Film Review: The Offering (2023)

When I started reviewing The Pope’s Exorcist and then turned the review into a comparison between it and Exorcist: The Beginning, I also complained about how I felt that movies featuring demonic shenanigans were becoming stale. Well, my prayers were answered by The Offering (2023), whose Orthodox Jewish setting was an even bigger departure from the usual Catholic fare. Warning: SPOILERS.



Art has returned to New York with his non Jewish wife Claire, who’s pregnant with their first child, in the hopes of reconciling with his disapproving father, Saul. He also hopes to convince Saul to let him use his house/funeral home to be able to keep his and Claire’s new home, which is at risk of being taken away by the bank. To an already tense situation, the movie adds Heimish, a friend of Saul’s who doesn’t trust Art’s intentions, and a corpse with an engraved knife and a mysterious pendant. As the living argue, an ancient malignant force sneaks around, making them see and do things, with two goals: to fully revert the ritual trapping it in the dead body, and get Claire’s unborn baby. For she is Abyzou, the Taker of Children…
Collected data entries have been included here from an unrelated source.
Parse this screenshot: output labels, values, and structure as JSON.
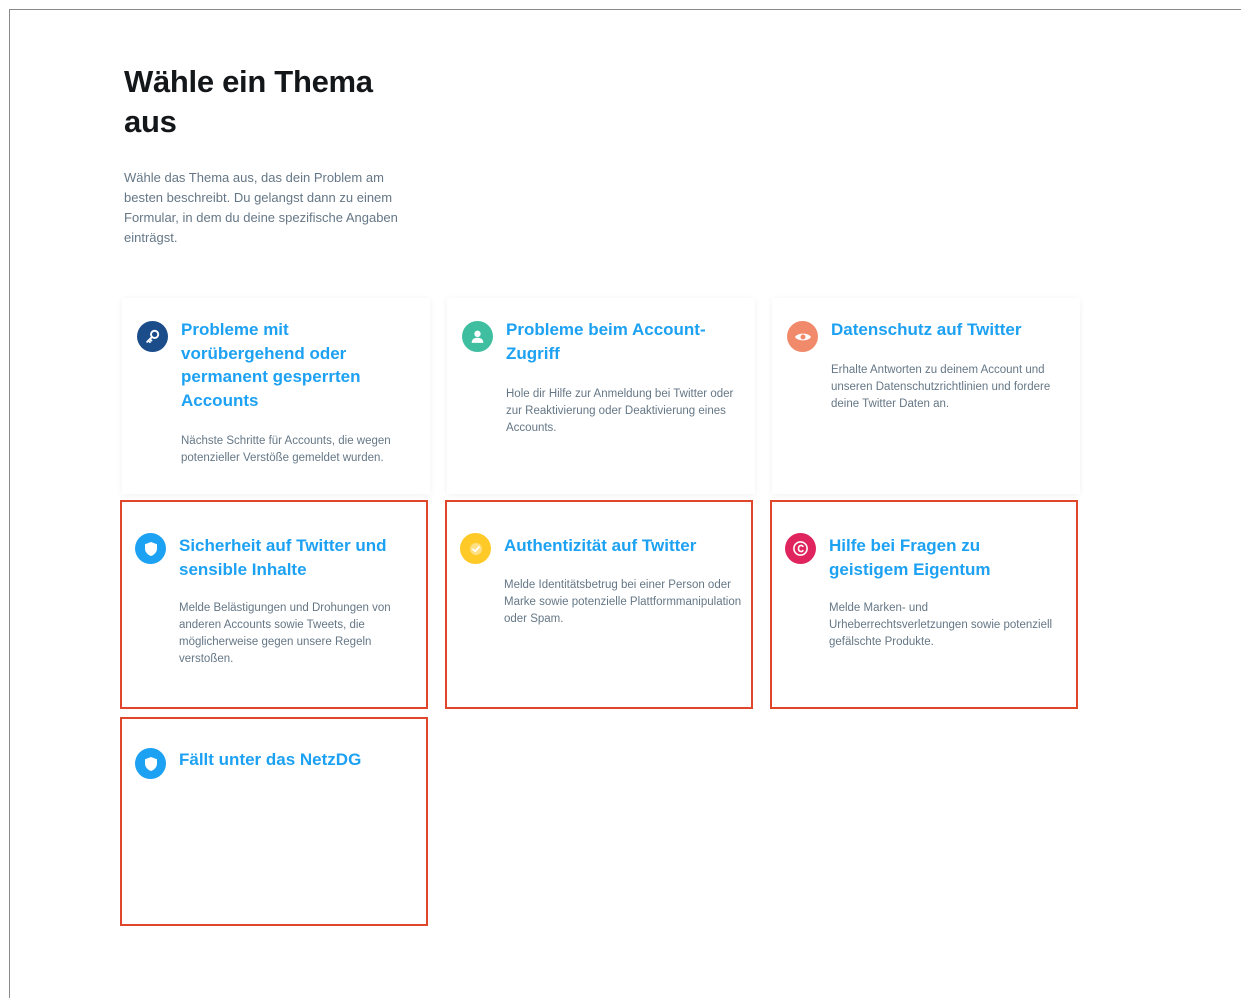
{
  "header": {
    "title": "Wähle ein Thema aus",
    "intro": "Wähle das Thema aus, das dein Problem am besten beschreibt. Du gelangst dann zu einem Formular, in dem du deine spezifische Angaben einträgst."
  },
  "cards": [
    {
      "title": "Probleme mit vorübergehend oder permanent gesperrten Accounts",
      "desc": "Nächste Schritte für Accounts, die wegen potenzieller Verstöße gemeldet wurden.",
      "icon": "key-icon",
      "color": "#1b4d8a"
    },
    {
      "title": "Probleme beim Account-Zugriff",
      "desc": "Hole dir Hilfe zur Anmeldung bei Twitter oder zur Reaktivierung oder Deaktivierung eines Accounts.",
      "icon": "user-icon",
      "color": "#3fbfa0"
    },
    {
      "title": "Datenschutz auf Twitter",
      "desc": "Erhalte Antworten zu deinem Account und unseren Datenschutzrichtlinien und fordere deine Twitter Daten an.",
      "icon": "eye-icon",
      "color": "#f08a6a"
    },
    {
      "title": "Sicherheit auf Twitter und sensible Inhalte",
      "desc": "Melde Belästigungen und Drohungen von anderen Accounts sowie Tweets, die möglicherweise gegen unsere Regeln verstoßen.",
      "icon": "shield-icon",
      "color": "#1da1f2"
    },
    {
      "title": "Authentizität auf Twitter",
      "desc": "Melde Identitätsbetrug bei einer Person oder Marke sowie potenzielle Plattformmanipulation oder Spam.",
      "icon": "check-badge-icon",
      "color": "#ffc928"
    },
    {
      "title": "Hilfe bei Fragen zu geistigem Eigentum",
      "desc": "Melde Marken- und Urheberrechtsverletzungen sowie potenziell gefälschte Produkte.",
      "icon": "copyright-icon",
      "color": "#e0245e"
    },
    {
      "title": "Fällt unter das NetzDG",
      "desc": "",
      "icon": "shield-icon",
      "color": "#1da1f2"
    }
  ]
}
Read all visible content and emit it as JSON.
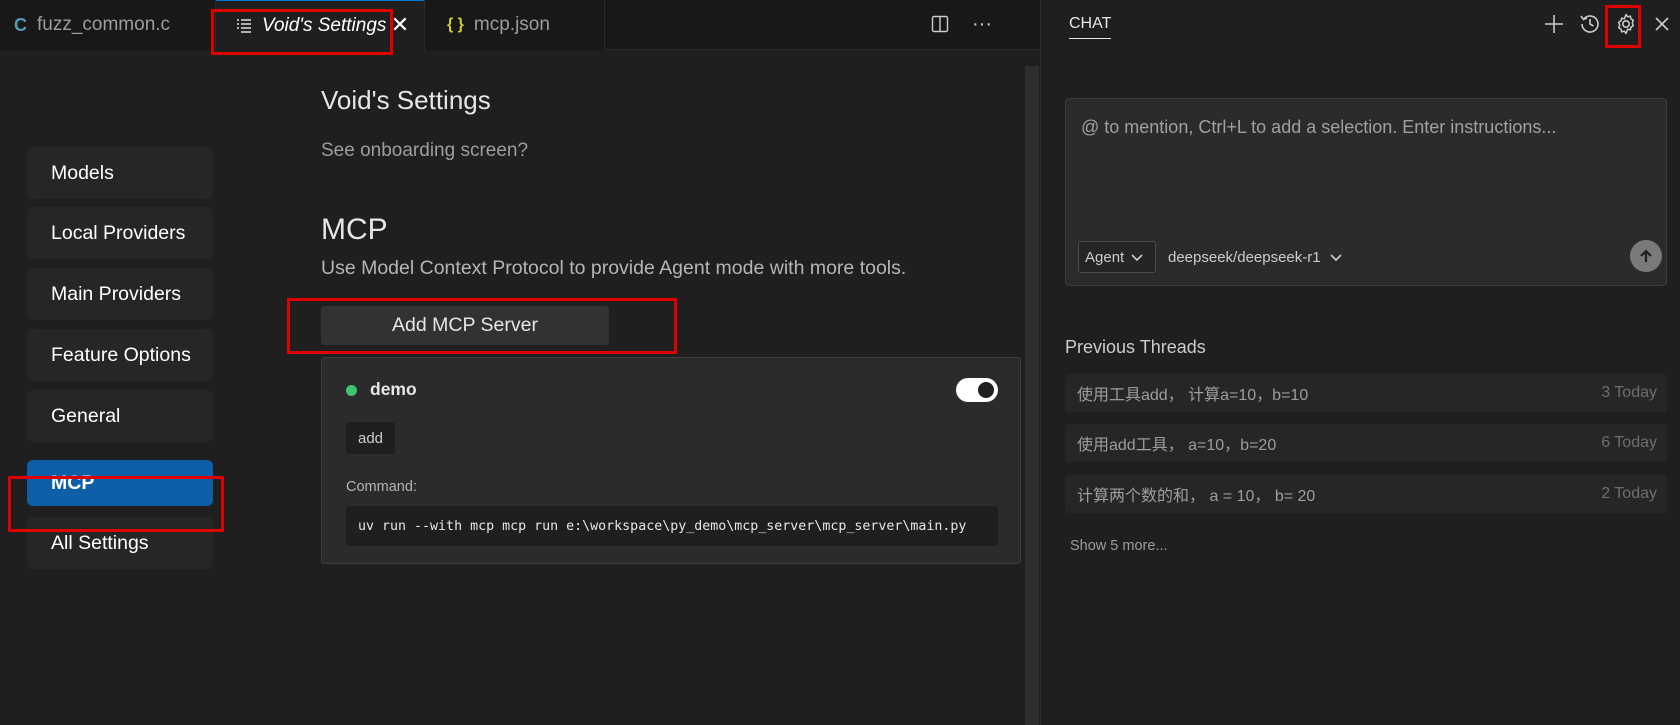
{
  "tabs": [
    {
      "label": "fuzz_common.c",
      "icon": "c-file-icon",
      "glyph": "C"
    },
    {
      "label": "Void's Settings",
      "icon": "settings-list-icon",
      "active": true
    },
    {
      "label": "mcp.json",
      "icon": "json-file-icon",
      "glyph": "{ }"
    }
  ],
  "editor_actions": {
    "split_icon": "split-editor-icon",
    "more_icon": "more-actions-icon",
    "more_glyph": "···"
  },
  "nav": {
    "items": [
      {
        "label": "Models"
      },
      {
        "label": "Local Providers"
      },
      {
        "label": "Main Providers"
      },
      {
        "label": "Feature Options"
      },
      {
        "label": "General"
      },
      {
        "label": "MCP",
        "active": true
      },
      {
        "label": "All Settings"
      }
    ]
  },
  "settings": {
    "title": "Void's Settings",
    "onboarding_link": "See onboarding screen?",
    "mcp_heading": "MCP",
    "mcp_description": "Use Model Context Protocol to provide Agent mode with more tools.",
    "add_button": "Add MCP Server",
    "server": {
      "name": "demo",
      "status_color": "#3ec46d",
      "enabled": true,
      "tools": [
        "add"
      ],
      "command_label": "Command:",
      "command": "uv run --with mcp mcp run e:\\workspace\\py_demo\\mcp_server\\mcp_server\\main.py"
    }
  },
  "chat": {
    "tab_label": "CHAT",
    "actions": [
      "new-chat-icon",
      "history-icon",
      "settings-gear-icon",
      "close-icon"
    ],
    "composer": {
      "placeholder": "@ to mention, Ctrl+L to add a selection. Enter instructions...",
      "mode": "Agent",
      "model": "deepseek/deepseek-r1"
    },
    "previous_threads_title": "Previous Threads",
    "threads": [
      {
        "title": "使用工具add， 计算a=10，b=10",
        "meta": "3 Today"
      },
      {
        "title": "使用add工具， a=10，b=20",
        "meta": "6 Today"
      },
      {
        "title": "计算两个数的和， a = 10， b= 20",
        "meta": "2 Today"
      }
    ],
    "show_more": "Show 5 more..."
  },
  "colors": {
    "accent": "#0e5fa8",
    "highlight": "#e00000",
    "status_green": "#3ec46d"
  }
}
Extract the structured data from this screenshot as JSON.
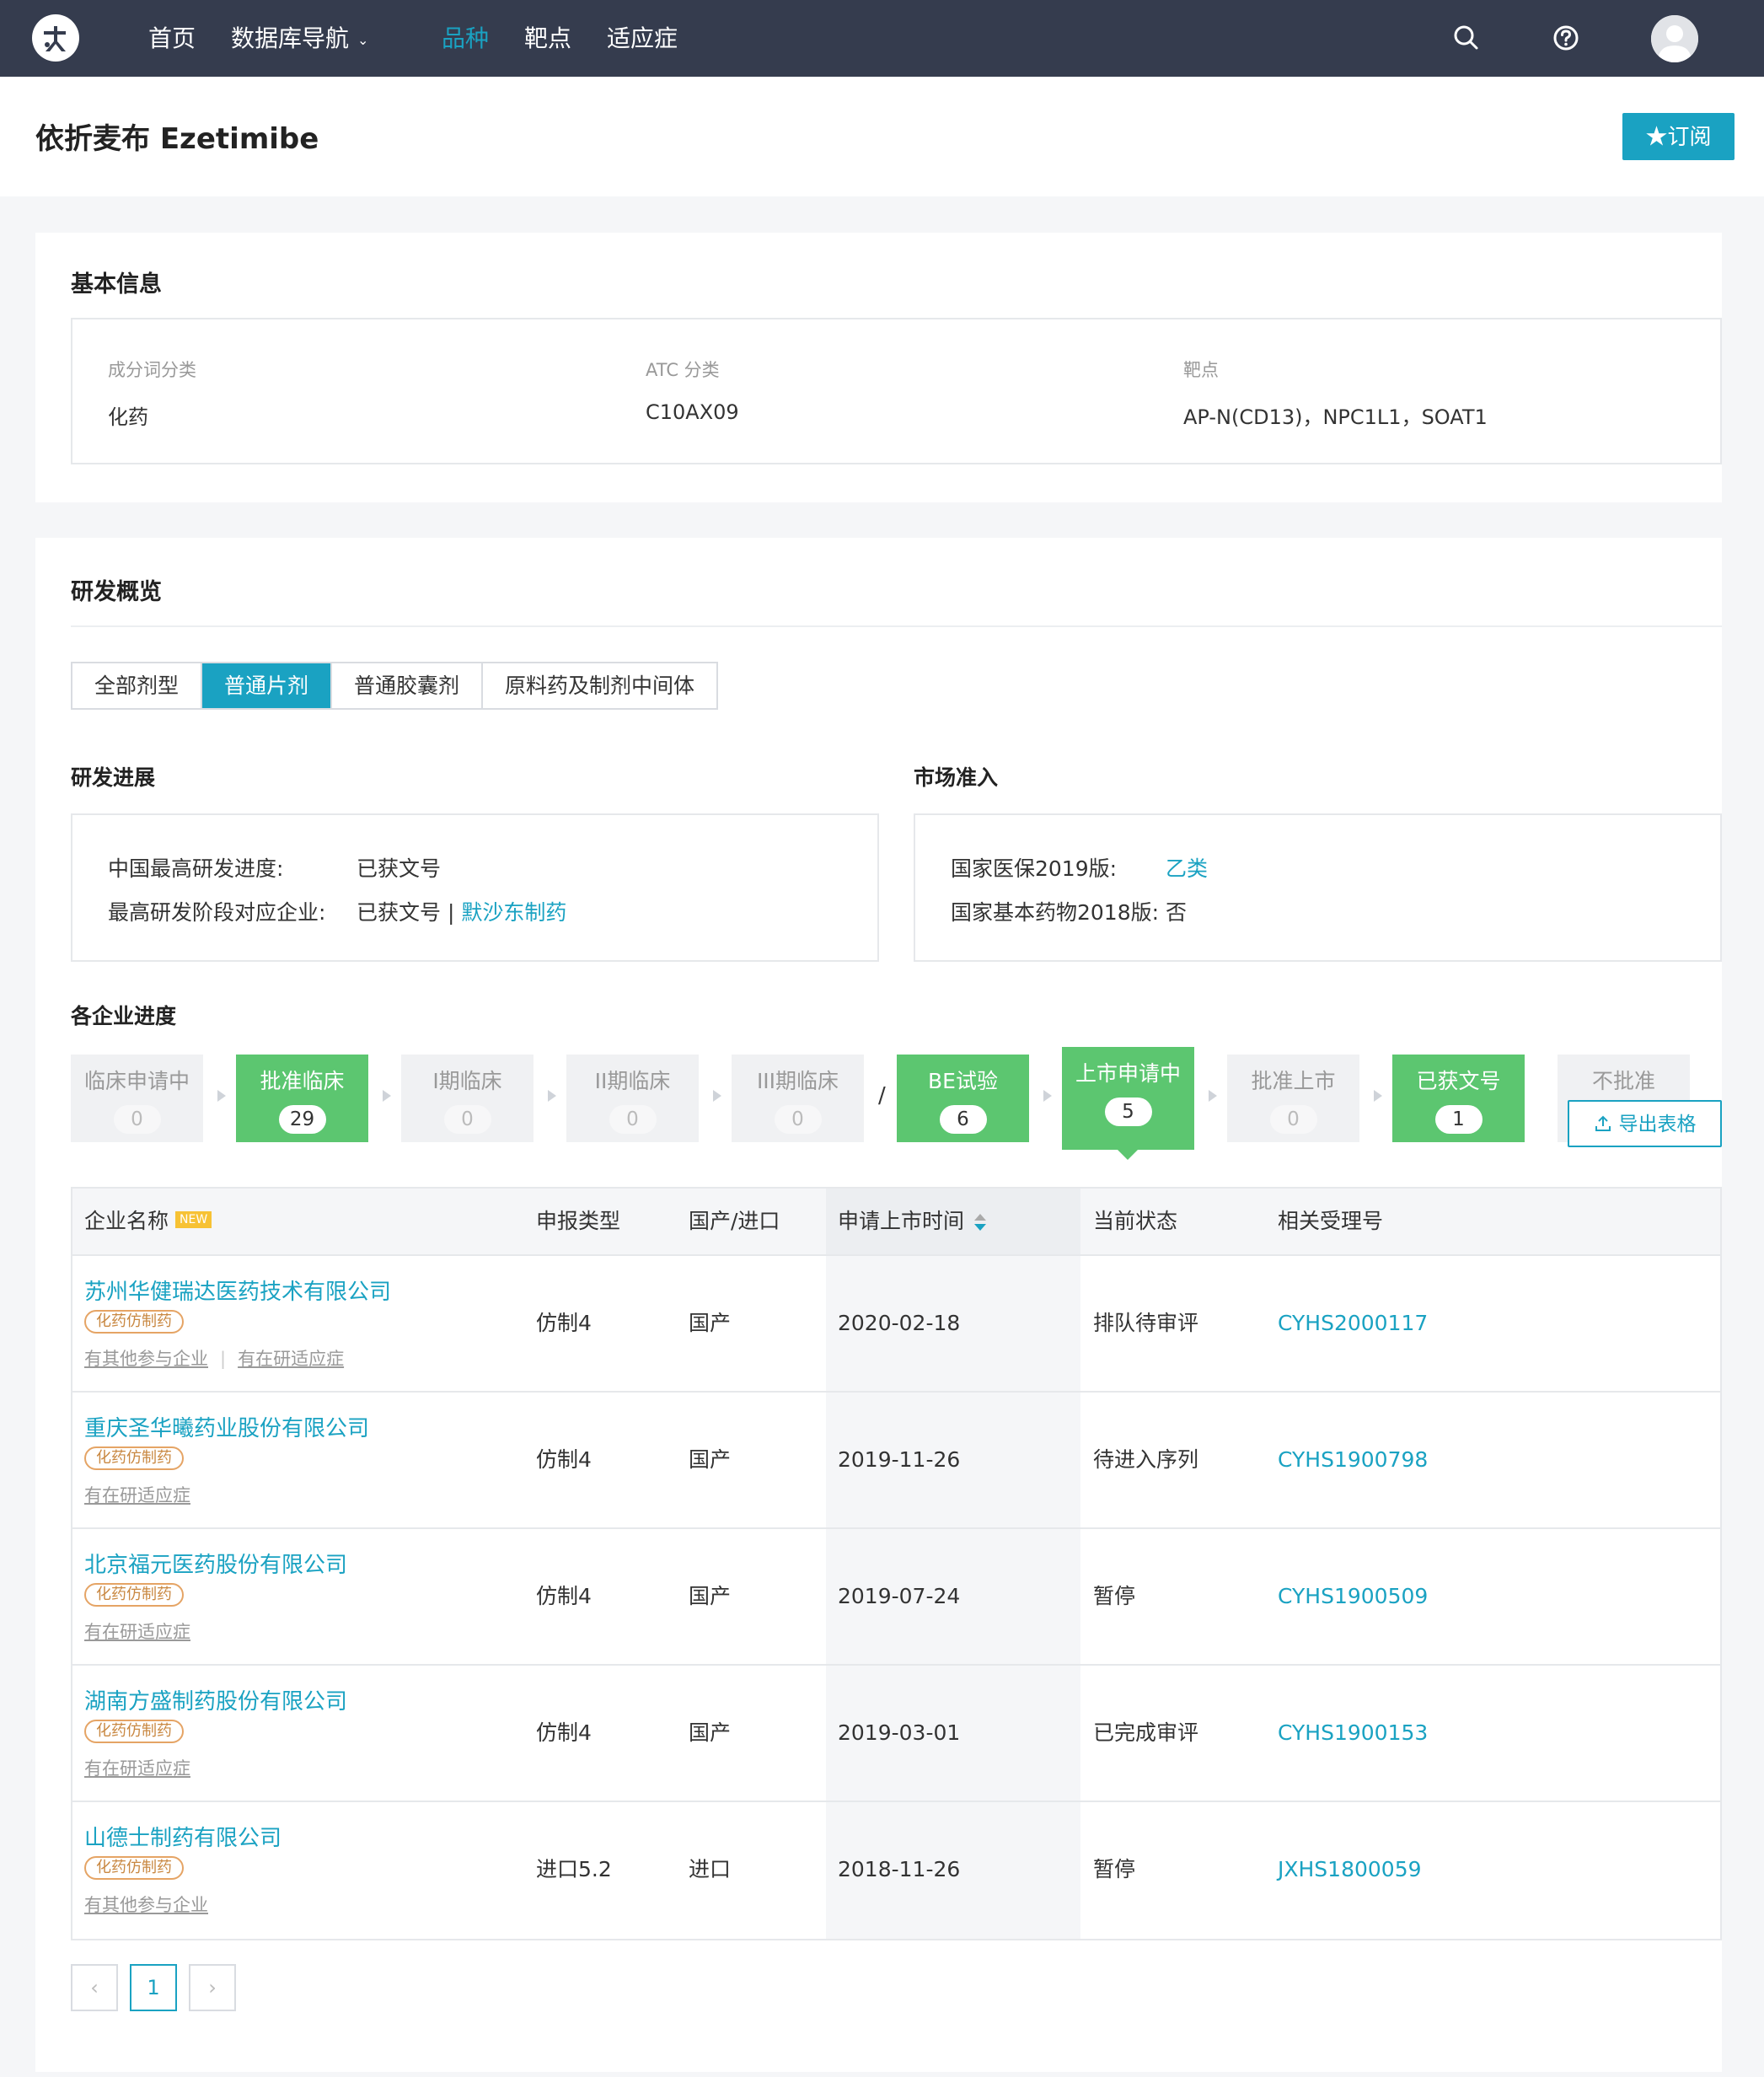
{
  "nav": {
    "items": [
      {
        "label": "首页"
      },
      {
        "label": "数据库导航"
      },
      {
        "label": "品种"
      },
      {
        "label": "靶点"
      },
      {
        "label": "适应症"
      }
    ],
    "active_color": "#1aa2c2",
    "bg_color": "#353c4e"
  },
  "header": {
    "title": "依折麦布 Ezetimibe",
    "subscribe_label": "★订阅"
  },
  "basic": {
    "title": "基本信息",
    "fields": [
      {
        "label": "成分词分类",
        "value": "化药"
      },
      {
        "label": "ATC 分类",
        "value": "C10AX09"
      },
      {
        "label": "靶点",
        "value": "AP-N(CD13)，NPC1L1，SOAT1"
      }
    ]
  },
  "overview": {
    "title": "研发概览",
    "tabs": [
      {
        "label": "全部剂型",
        "active": false
      },
      {
        "label": "普通片剂",
        "active": true
      },
      {
        "label": "普通胶囊剂",
        "active": false
      },
      {
        "label": "原料药及制剂中间体",
        "active": false
      }
    ],
    "progress": {
      "title": "研发进展",
      "rows": [
        {
          "key": "中国最高研发进度:",
          "value": "已获文号"
        },
        {
          "key": "最高研发阶段对应企业:",
          "value": "已获文号 | ",
          "link": "默沙东制药"
        }
      ]
    },
    "market": {
      "title": "市场准入",
      "rows": [
        {
          "key": "国家医保2019版:",
          "value": "乙类"
        },
        {
          "key": "国家基本药物2018版:",
          "value": "否"
        }
      ]
    },
    "stages_title": "各企业进度",
    "stages": [
      {
        "label": "临床申请中",
        "count": "0",
        "state": "off"
      },
      {
        "label": "批准临床",
        "count": "29",
        "state": "on"
      },
      {
        "label": "I期临床",
        "count": "0",
        "state": "off"
      },
      {
        "label": "II期临床",
        "count": "0",
        "state": "off"
      },
      {
        "label": "III期临床",
        "count": "0",
        "state": "off"
      },
      {
        "label": "BE试验",
        "count": "6",
        "state": "on"
      },
      {
        "label": "上市申请中",
        "count": "5",
        "state": "current"
      },
      {
        "label": "批准上市",
        "count": "0",
        "state": "off"
      },
      {
        "label": "已获文号",
        "count": "1",
        "state": "on"
      },
      {
        "label": "不批准",
        "count": "",
        "state": "off"
      }
    ],
    "stage_separator": "/",
    "export_label": "导出表格"
  },
  "table": {
    "headers": {
      "company": "企业名称",
      "new_badge": "NEW",
      "type": "申报类型",
      "origin": "国产/进口",
      "date": "申请上市时间",
      "status": "当前状态",
      "number": "相关受理号"
    },
    "rows": [
      {
        "company": "苏州华健瑞达医药技术有限公司",
        "tag": "化药仿制药",
        "links": [
          "有其他参与企业",
          "有在研适应症"
        ],
        "type": "仿制4",
        "origin": "国产",
        "date": "2020-02-18",
        "status": "排队待审评",
        "number": "CYHS2000117"
      },
      {
        "company": "重庆圣华曦药业股份有限公司",
        "tag": "化药仿制药",
        "links": [
          "有在研适应症"
        ],
        "type": "仿制4",
        "origin": "国产",
        "date": "2019-11-26",
        "status": "待进入序列",
        "number": "CYHS1900798"
      },
      {
        "company": "北京福元医药股份有限公司",
        "tag": "化药仿制药",
        "links": [
          "有在研适应症"
        ],
        "type": "仿制4",
        "origin": "国产",
        "date": "2019-07-24",
        "status": "暂停",
        "number": "CYHS1900509"
      },
      {
        "company": "湖南方盛制药股份有限公司",
        "tag": "化药仿制药",
        "links": [
          "有在研适应症"
        ],
        "type": "仿制4",
        "origin": "国产",
        "date": "2019-03-01",
        "status": "已完成审评",
        "number": "CYHS1900153"
      },
      {
        "company": "山德士制药有限公司",
        "tag": "化药仿制药",
        "links": [
          "有其他参与企业"
        ],
        "type": "进口5.2",
        "origin": "进口",
        "date": "2018-11-26",
        "status": "暂停",
        "number": "JXHS1800059"
      }
    ]
  },
  "pagination": {
    "prev": "‹",
    "current": "1",
    "next": "›"
  }
}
The family drama is both touching and frustrating, filled with misunderstandings, old grudges, and things left unsaid. From what the movie shows, Saul did behave terribly when Art chose Claire, but he’s changed and also acknowledges that he didn’t handle the illness and death of his wife well. Except he tells this to Claire and not Art, who’s still mad about how cold his father acted towards him. And Art didn’t intend to trick Saul into selling his home - he just didn’t get the chance to ask him before Heimish found out about it. However, he ends up not telling him any of this because Saul has a heart attack after Abyzou reveals herself to him. I guess this makes The Offering Elevated Horror, but while I do like to have proper characters rather than tropes in my horror, I’m here mostly for the demon, and unlike ineffectual Asmodeus in The Pope’s Exorcist, Abyzou gives Pazuzu some serious competition.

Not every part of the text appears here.